Massachusetts voters repealed a law that would tie the gas tax to inflation back in 2014. Boston Mayor Martin J. Walsh is lobbying the state Legislature to increase Uber ride fees beyond the 20 cents imposed by a 2016 law.
Transportation Secretary Stephanie Pollack said the state is not considering any changes to tolls, another lever affecting the price of driving. When the state switched to all-electronic tolling in 2016, most tolls stayed the same or went down.

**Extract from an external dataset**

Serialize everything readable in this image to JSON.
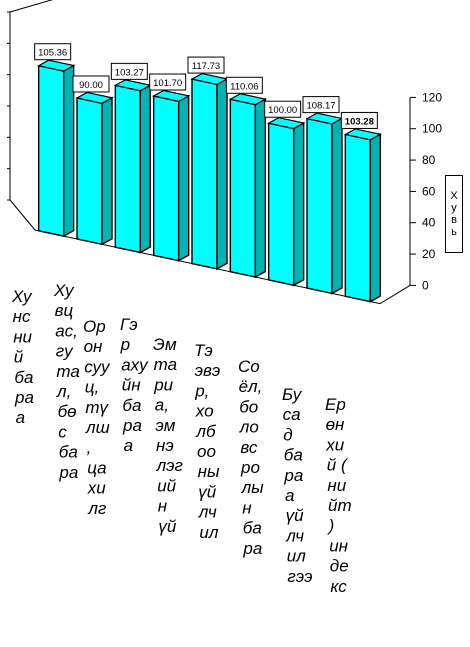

Governor Charlie Baker said it is fair to ask riders to help cover the T’s operating budget, because the agency already receives much of its annual funding from the state sales tax.
“Let’s not forget that the taxpayers who never ride the system write a check every year for over a billion dollars to the MBTA. And the trade on that is that fares need to cover about 40 percent of their operations,” Baker told reporters. “That’s a deal that’s been in place for a very long time, and I think it’s appropriate.”
The MBTA projects the fare increase would cause a 1.3 percent ridership decrease. But Laurel Paget-Seekins, the T’s director of fare policy, said that estimate does not account for potential service improvements that could boost ridership. Some possible improvements were unveiled Monday — nearly 50 short-term proposals to improve bus service on a route-by-route basis.
Without the fare increase, the T’s budget deficit would increase to $74 million next fiscal year compared to $37 million this year, due to increases in wages, benefits, contract payments, and debt service. The fare increase would trim the deficit to $42 million.
The T’s goal is to keep deficits to $37 million because plugging larger gaps would cut into money scheduled for improvement projects.
This would be the last rate increase under the T’s existing fare technology, with a new system scheduled to be installed by 2021, the next time the agency is legally allowed to boost rates. The new technology will allow riders to pay using a smartphone or credit card, and its software will let the T experiment with much different fare structures — such as charging different prices by time of day.
Paget-Seekins said the agency will also consider introducing a lower commuter rail fare on some trips closer to Boston. Commuter rail ridership appears healthy; the T on Monday released detailed commuter rail ridership data for the first time since 2012. It has grown by more than 20 percent since then — bucking a trend on the bus and subway systems, where ridership has fallen in recent years.